Arrivati all’ingresso, il Perfetto inizia ad armare, mentre Andrea e Gabrielino organizzano la calata delle sacche, specie di quelle più pesanti e poi tutti giù.

Alle 21.30 iniziamo l’organizzazione del campo. Non manca proprio nulla per i festeggiamenti: abbiamo musica, cibo, bevande, ricchi premi e cotillons.

C’è da preparare la cena, quindi cominciamo ad organizzare gli antipasti e a mettere l’acqua per i tortellini in brodo. Nel frattempo si approntano anche i teli, materassini e sacchi a pelo per trascorrere la notte. L’illuminazione non manca tra acetilene e candele, sembra proprio un presepe!

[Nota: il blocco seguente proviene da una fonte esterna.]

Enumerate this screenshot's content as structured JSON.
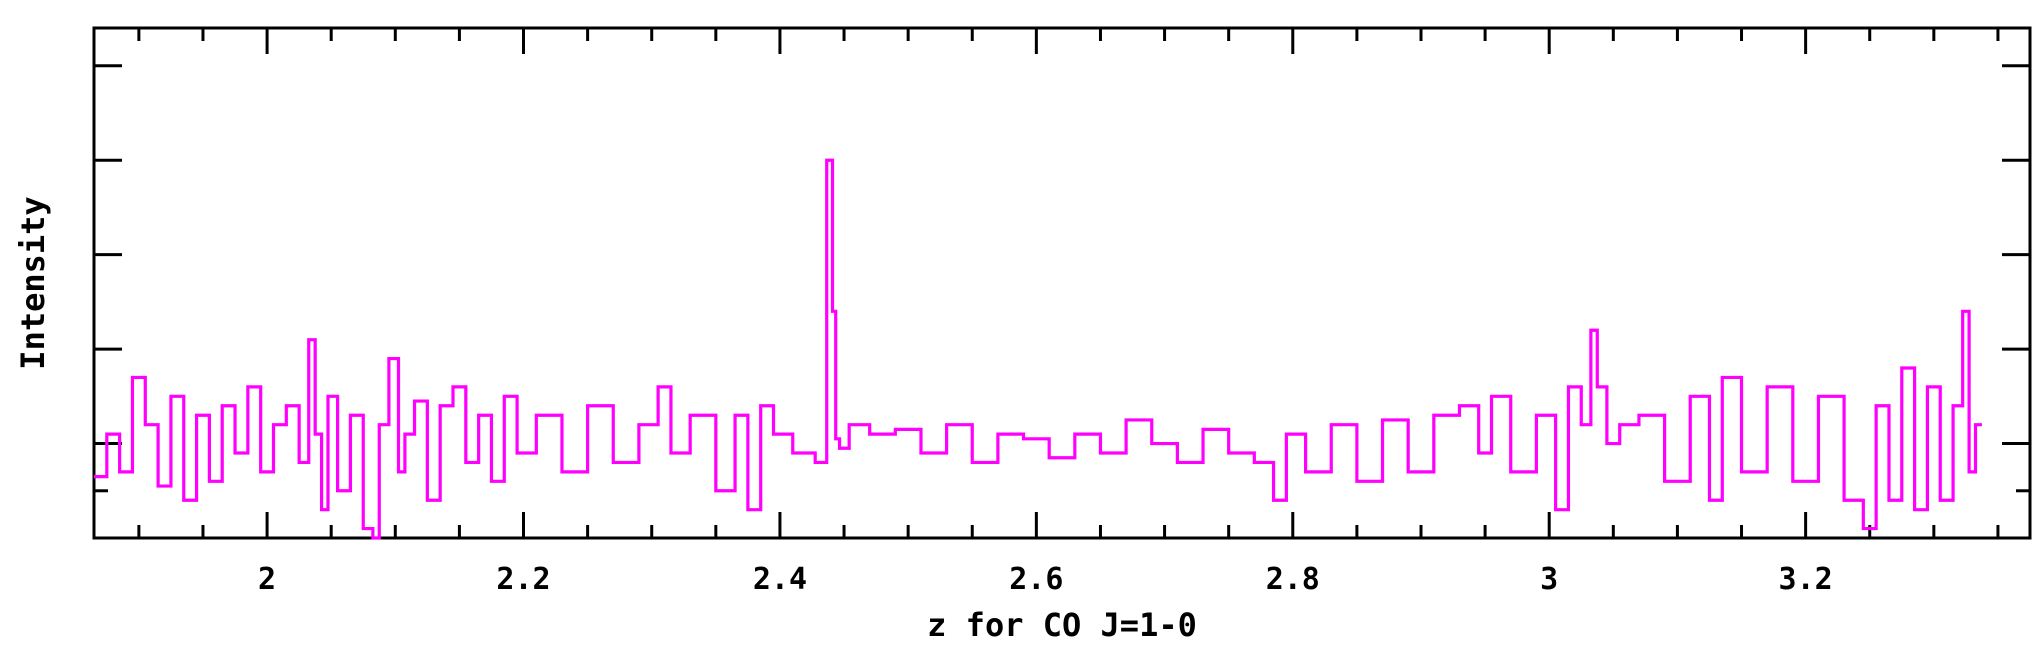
{
  "chart_data": {
    "type": "line",
    "title": "",
    "xlabel": "z for CO J=1-0",
    "ylabel": "Intensity",
    "xlim": [
      1.865,
      3.375
    ],
    "ylim": [
      -1.0,
      4.4
    ],
    "x_ticks": [
      2.0,
      2.2,
      2.4,
      2.6,
      2.8,
      3.0,
      3.2
    ],
    "x_tick_labels": [
      "2",
      "2.2",
      "2.4",
      "2.6",
      "2.8",
      "3",
      "3.2"
    ],
    "y_ticks": [
      -0.5,
      0.0,
      1.0,
      2.0,
      3.0,
      4.0
    ],
    "y_tick_labels_shown": false,
    "grid": false,
    "legend": "none",
    "line_color": "#ff00ff",
    "drawstyle": "steps-mid",
    "series": [
      {
        "x": [
          1.87,
          1.88,
          1.89,
          1.9,
          1.91,
          1.92,
          1.93,
          1.94,
          1.95,
          1.96,
          1.97,
          1.98,
          1.99,
          2.0,
          2.01,
          2.02,
          2.03,
          2.035,
          2.04,
          2.045,
          2.05,
          2.06,
          2.07,
          2.08,
          2.085,
          2.09,
          2.1,
          2.105,
          2.11,
          2.12,
          2.13,
          2.14,
          2.15,
          2.16,
          2.17,
          2.18,
          2.19,
          2.2,
          2.22,
          2.24,
          2.26,
          2.28,
          2.3,
          2.31,
          2.32,
          2.34,
          2.36,
          2.37,
          2.38,
          2.39,
          2.4,
          2.42,
          2.435,
          2.438,
          2.44,
          2.442,
          2.445,
          2.448,
          2.46,
          2.48,
          2.5,
          2.52,
          2.54,
          2.56,
          2.58,
          2.6,
          2.62,
          2.64,
          2.66,
          2.68,
          2.7,
          2.72,
          2.74,
          2.76,
          2.78,
          2.79,
          2.8,
          2.82,
          2.84,
          2.86,
          2.88,
          2.9,
          2.92,
          2.94,
          2.95,
          2.96,
          2.98,
          3.0,
          3.01,
          3.02,
          3.03,
          3.035,
          3.04,
          3.05,
          3.06,
          3.08,
          3.1,
          3.12,
          3.13,
          3.14,
          3.16,
          3.18,
          3.2,
          3.22,
          3.24,
          3.25,
          3.26,
          3.27,
          3.28,
          3.29,
          3.3,
          3.31,
          3.32,
          3.325,
          3.33,
          3.335
        ],
        "y": [
          -0.35,
          0.1,
          -0.3,
          0.7,
          0.2,
          -0.45,
          0.5,
          -0.6,
          0.3,
          -0.4,
          0.4,
          -0.1,
          0.6,
          -0.3,
          0.2,
          0.4,
          -0.2,
          1.1,
          0.1,
          -0.7,
          0.5,
          -0.5,
          0.3,
          -0.9,
          -1.0,
          0.2,
          0.9,
          -0.3,
          0.1,
          0.45,
          -0.6,
          0.4,
          0.6,
          -0.2,
          0.3,
          -0.4,
          0.5,
          -0.1,
          0.3,
          -0.3,
          0.4,
          -0.2,
          0.2,
          0.6,
          -0.1,
          0.3,
          -0.5,
          0.3,
          -0.7,
          0.4,
          0.1,
          -0.1,
          -0.2,
          3.0,
          3.0,
          1.4,
          0.05,
          -0.05,
          0.2,
          0.1,
          0.15,
          -0.1,
          0.2,
          -0.2,
          0.1,
          0.05,
          -0.15,
          0.1,
          -0.1,
          0.25,
          0.0,
          -0.2,
          0.15,
          -0.1,
          -0.2,
          -0.6,
          0.1,
          -0.3,
          0.2,
          -0.4,
          0.25,
          -0.3,
          0.3,
          0.4,
          -0.1,
          0.5,
          -0.3,
          0.3,
          -0.7,
          0.6,
          0.2,
          1.2,
          0.6,
          0.0,
          0.2,
          0.3,
          -0.4,
          0.5,
          -0.6,
          0.7,
          -0.3,
          0.6,
          -0.4,
          0.5,
          -0.6,
          -0.9,
          0.4,
          -0.6,
          0.8,
          -0.7,
          0.6,
          -0.6,
          0.4,
          1.4,
          -0.3,
          0.2
        ]
      }
    ]
  }
}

Tutto è pronto e possiamo iniziare a mangiare. Ma prima di poter mangiare il secondo, scocca la mezzanotte e allora vai di festeggiamento capodannizio: auguri, brindisi, musica, scintillini! E’ una festa in piena regola in un’insolita location. Riprendiamo a mangiare e proseguiamo i festeggiamenti fino alle tre e mezzo del mattino e poi tutti a nanna.

Il giorno dopo ci svegliamo con comodo e dopo aver riordinato il campo e dopo aver fatto un’abbondante colazione si parte all’esplorazione di Su Bentu. Obiettivo: La Grande Cengia.

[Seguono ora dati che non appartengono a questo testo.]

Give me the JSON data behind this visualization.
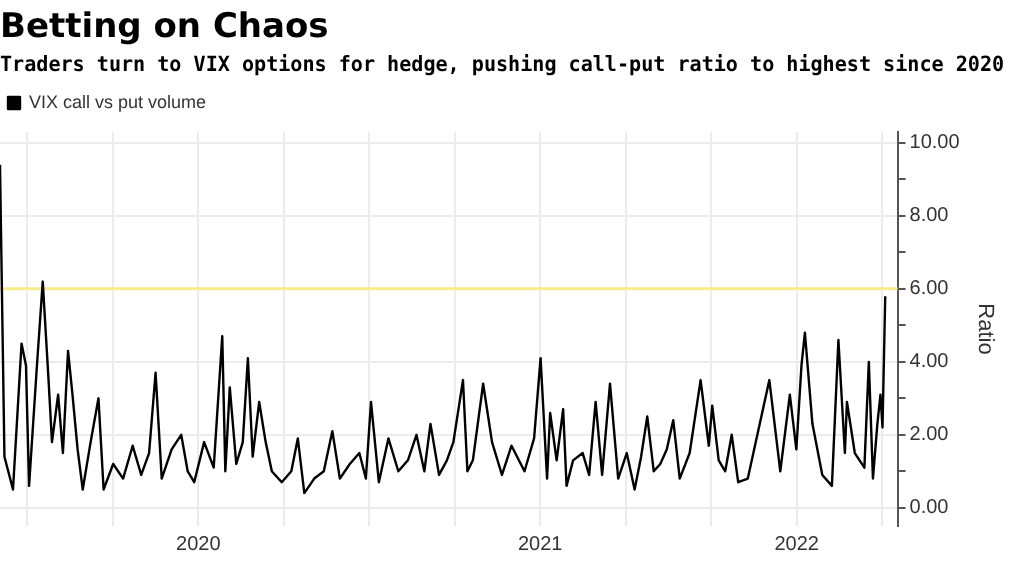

Si parte armati di tutto punto e via per il Grande Caos, i traversi, la Grande Curva, i laghetti, Campo Chessa e poi l’immensa, infinita Grande Cengia, dove sembriamo veramente delle formichine rispetto alla maestosità del luogo. Rimaniamo in silenzio ammirati dalla sua bellezza e poi torniamo a Campo Chessa per riposare un po’, mangiare un boccone e ripartire velocemente perché il socio Antonio ci attende per l’ora di cena. Quindi, via lungo la strada del rientro.

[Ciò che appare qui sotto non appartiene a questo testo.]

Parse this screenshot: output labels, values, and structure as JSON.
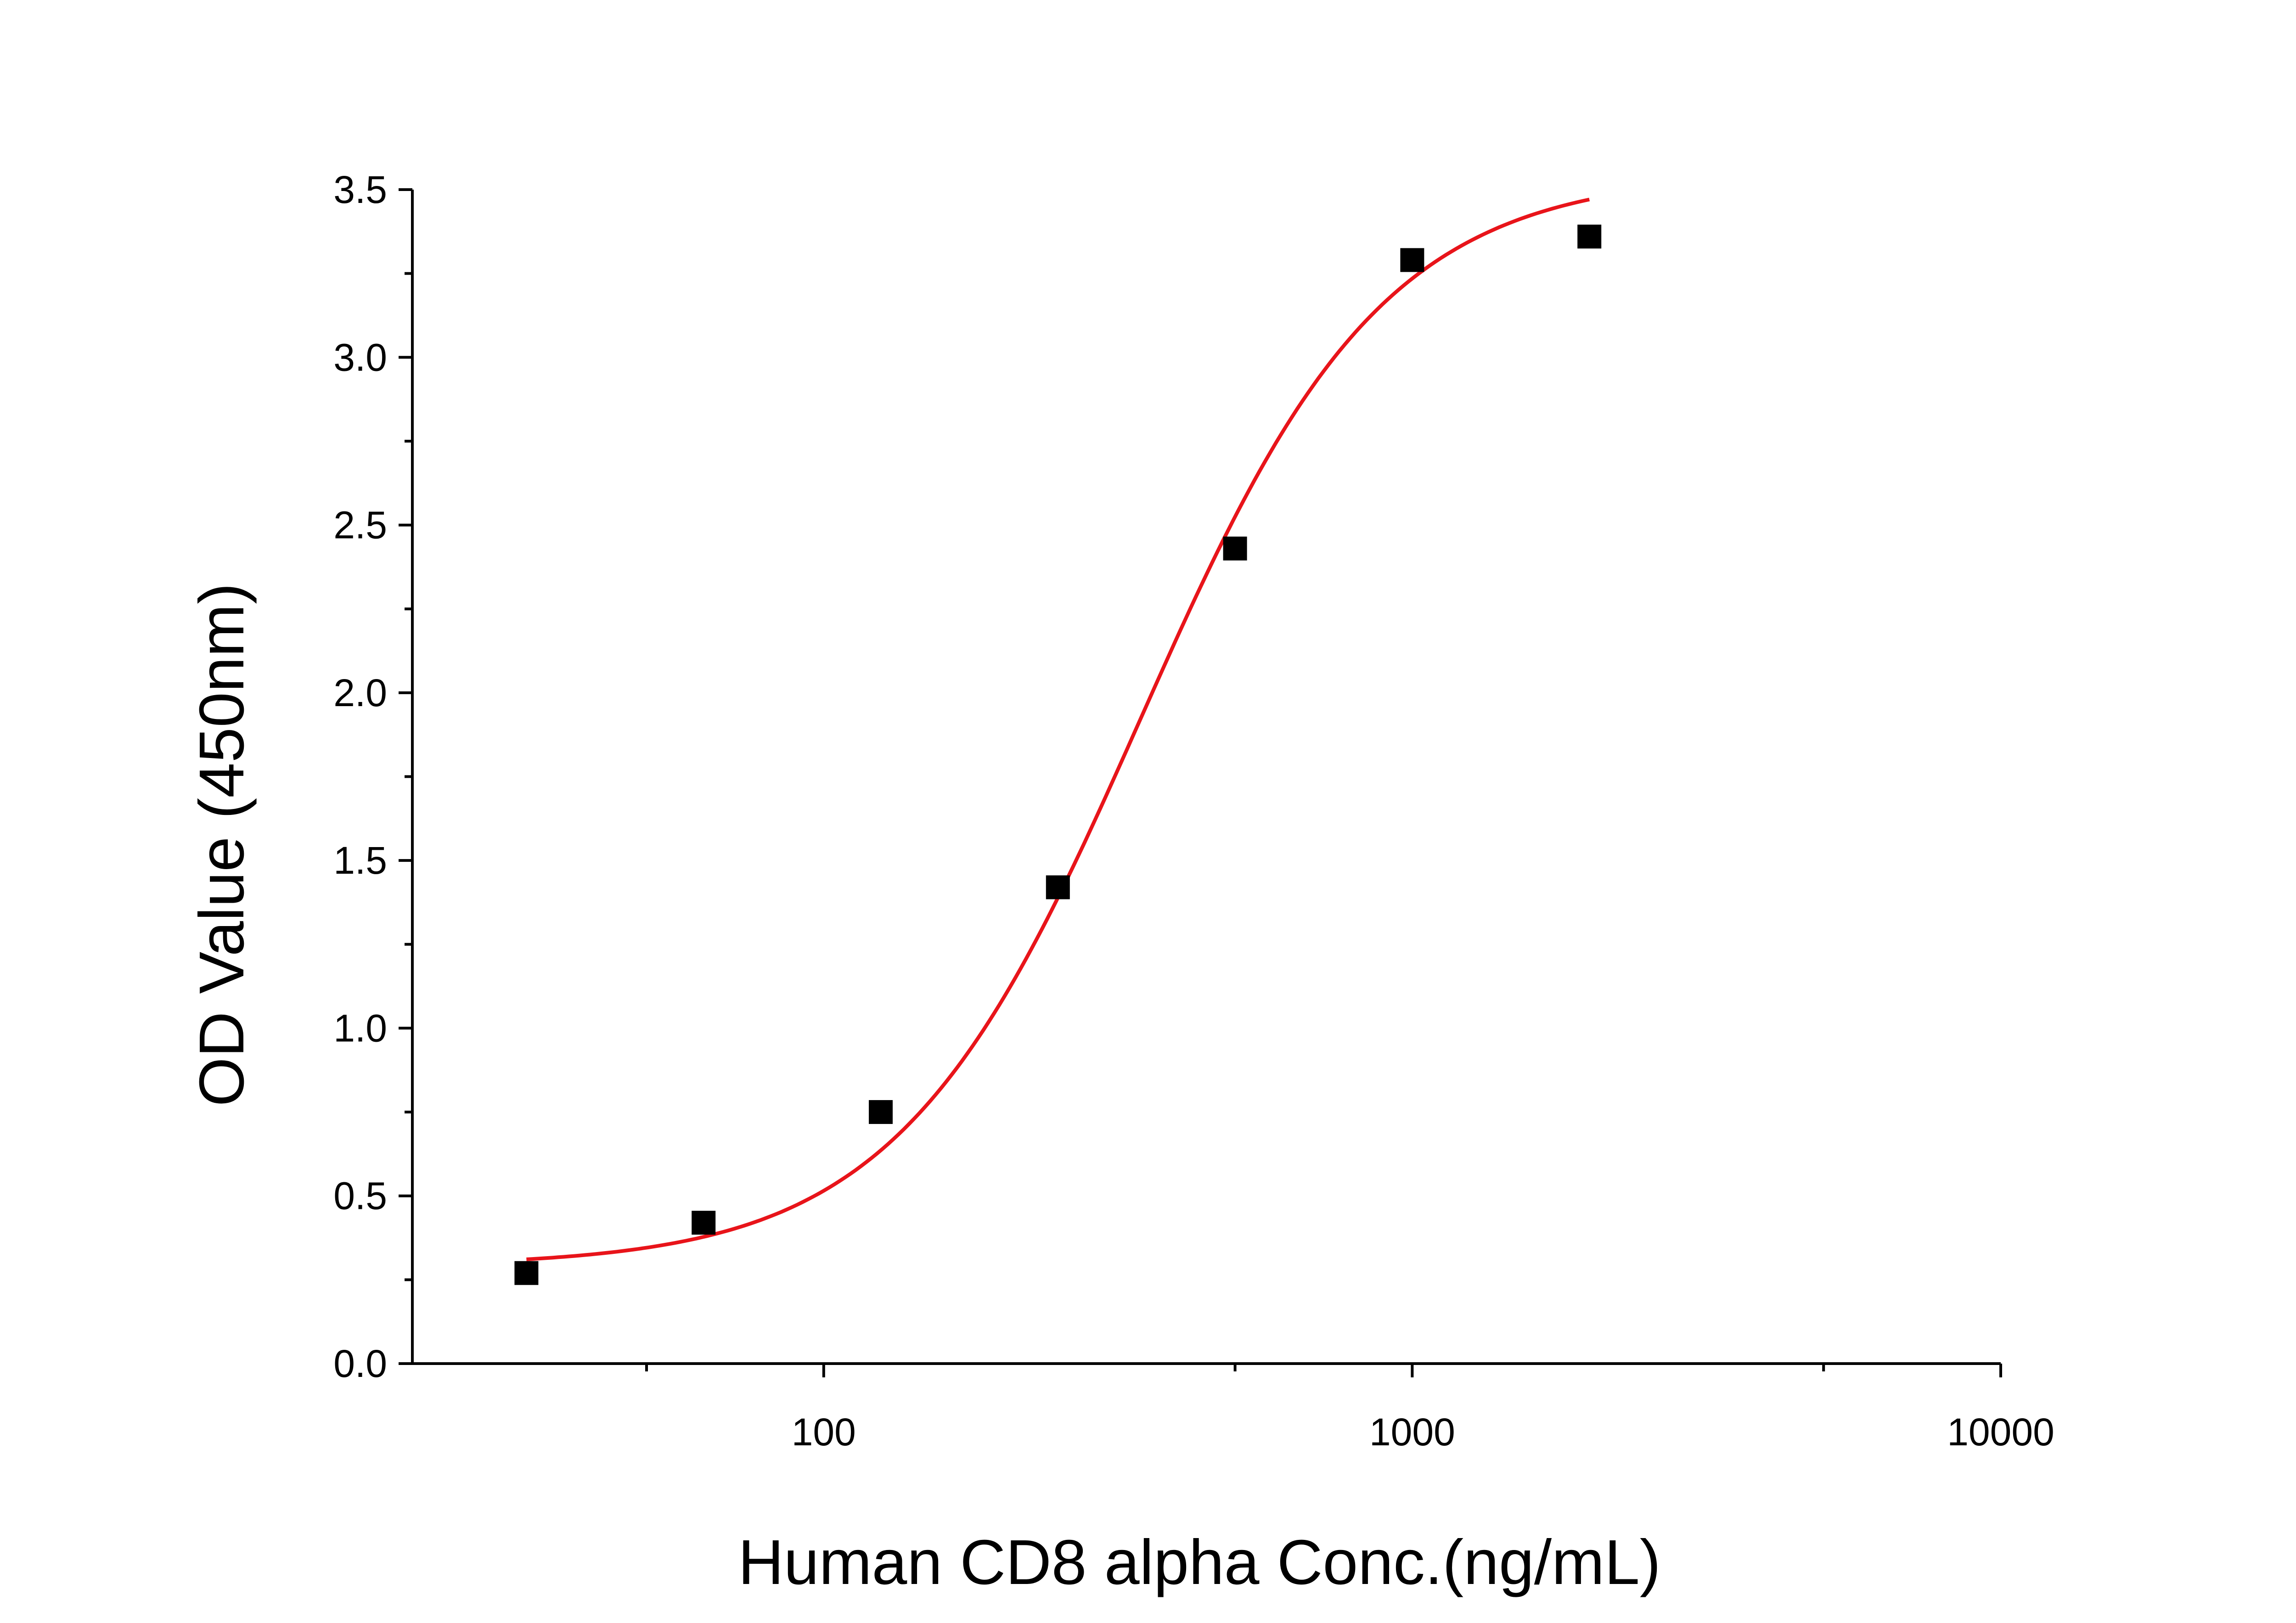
{
  "chart_data": {
    "type": "scatter",
    "title": "",
    "xlabel": "Human CD8 alpha Conc.(ng/mL)",
    "ylabel": "OD Value (450nm)",
    "x_scale": "log",
    "xlim": [
      20,
      10000
    ],
    "ylim": [
      0,
      3.5
    ],
    "x_ticks": [
      100,
      1000,
      10000
    ],
    "x_tick_labels": [
      "100",
      "1000",
      "10000"
    ],
    "y_ticks": [
      0,
      0.5,
      1.0,
      1.5,
      2.0,
      2.5,
      3.0,
      3.5
    ],
    "y_tick_labels": [
      "0.0",
      "0.5",
      "1.0",
      "1.5",
      "2.0",
      "2.5",
      "3.0",
      "3.5"
    ],
    "grid": false,
    "legend": "none",
    "series": [
      {
        "x": [
          31.25,
          62.5,
          125,
          250,
          500,
          1000,
          2000
        ],
        "y": [
          0.27,
          0.42,
          0.75,
          1.42,
          2.43,
          3.29,
          3.36
        ],
        "marker": "square",
        "color": "#000000"
      }
    ],
    "fit": {
      "model": "4PL",
      "bottom": 0.29,
      "top": 3.55,
      "ec50": 345,
      "hill": 2.1,
      "x_range": [
        31.25,
        2000
      ],
      "color": "#e8141a"
    }
  }
}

Siamo nuovamente al campo. Sfiniti ma soddisfatti per il raggiungimento dell’obiettivo e felici che il socio Antonio abbia voluto raggiungerci per festeggiare insieme il primo giorno dell’anno.

Organizziamo la seconda cena, il campo per l’ultima notte e ripartono i festeggiamenti di un secondo capodanno e poi nuovamente a letto intorno alle tre del mattino.

Il sonno arriva subito e ristorati dalle nostre fatiche ci svegliamo con comodo. Il tempo di fare colazione, riordinare il campo, sistemare le sacche e organizzare l’uscita.

Rivediamo la tenue luce del sole che sono circa le 15.00. Fuori ci accoglie il silenzio di Lanaittu e il profumo della terra e della vegetazione bagnata dalla pioggia. Il momento è sublime e necessita di foto di gruppo che celebrino l’impresa.

 

Ci avviamo lungo il sentiero scivoloso che ci porta alle macchine dove ci cambiamo e cerchiamo di renderci accettabili per il mondo e dopo aver sistemato le sacche e i materiali ci dirigiamo a Su Cologone per pranzare e festeggiare ancora.

Lasciamo l’area picnic salutati dall’assiolo, e ormai sono circa le 18.00. Riprendiamo la strada verso Nuoro dove salutiamo il socio Antonio e poi via verso casa.

Questa volta, più che mai, moltissima stima a tutti i partecipanti del campodanno per la straordinaria ed insolita esperienza vissuta: una vera opportunità di portata assolutamente eccezionale.